Bupati Satria Hentikan Proyek Perkemahan di Kawasan Suci Pura Goa Lawah

jarrakposbali.com, KLUNGKUNG – Bupati Klungkung I Made Satria turun langsung ke lapangan menyikapi isu pelanggaran perizinan proyek pembangunan Bumi Perkemahan di Bukit Tengah, Desa Pesinggahan. Didampingi Wakil Bupati Tjokorda Gde Surya Putra, peninjauan dilakukan pada Kamis (12/6/2025).
Proyek pembangunan Bumi Perkemahan di Bukit Tengah diketahui tidak memiliki izin, meskipun sudah dimulai. Hal ini menjadi perhatian serius bagi Bupati Satria untuk mencegah potensi pelanggaran perizinan, tata ruang, dan dampak terhadap kawasan suci Pura Goa Lawah.
Lokasi proyek pembangunan Bumi Perkemahan terletak di atas kawasan suci Pura Goa Lawah, salah satu pura penting bagi umat Hindu. Bupati Satria menegaskan, “Kami sudah melihat langsung dan saya pastikan hari ini bangunan yang sedang dibangun ini dihentikan.” terangnya.
Bupati Satria menegaskan bahwa kawasan suci Pura Goa Lawah harus dijaga agar tidak tercemar.
“Sebelum adanya bangunan ini, pemilik harus memperhatikan perizinan dan tata ruang yang sesuai dengan ketentuan yang ada di radius kawasan suci,” ujarnya.
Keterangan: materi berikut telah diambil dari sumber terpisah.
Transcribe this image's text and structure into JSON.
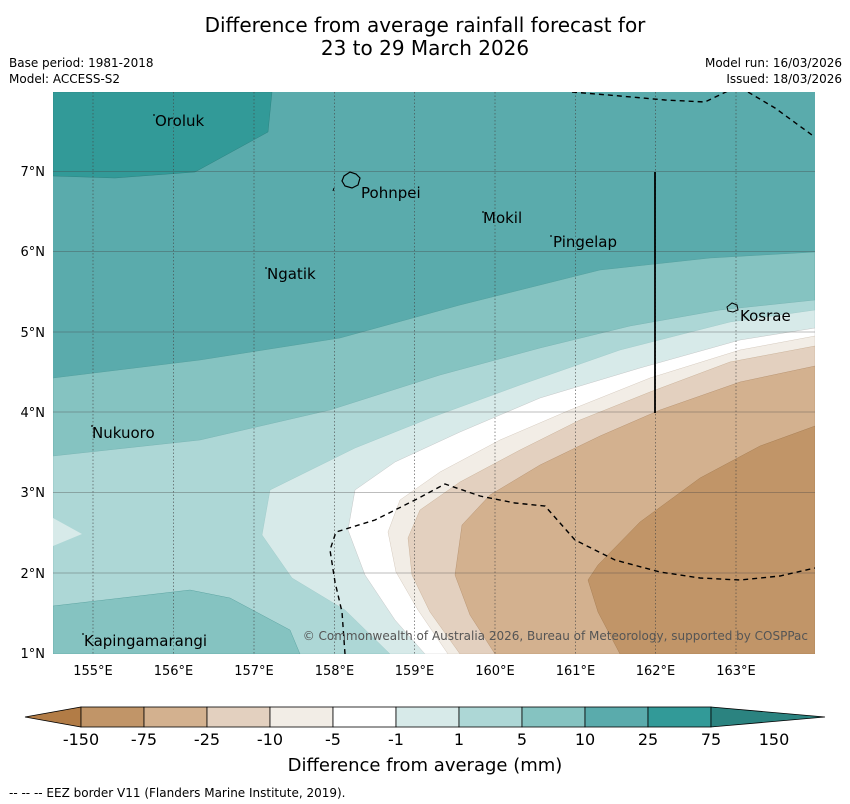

Dalam peninjauan tersebut, turut hadir Kepala Dinas Penanaman Modal dan Pelayanan Terpadu Satu Pintu (DPMPTSP), Kepala Dinas PUPRPKP, Kepala Dinas Lingkungan Hidup dan Pertanahan (DLHP), Camat Dawan, dan Perbekel Desa Pesinggahan untuk memastikan langkah-langkah selanjutnya.
Proyek ini dihentikan sementara hingga perizinan dan regulasi terkait dapat dipastikan. Pemerintah daerah berkomitmen menjaga kelestarian kawasan suci demi kepentingan umat dan masyarakat.(red).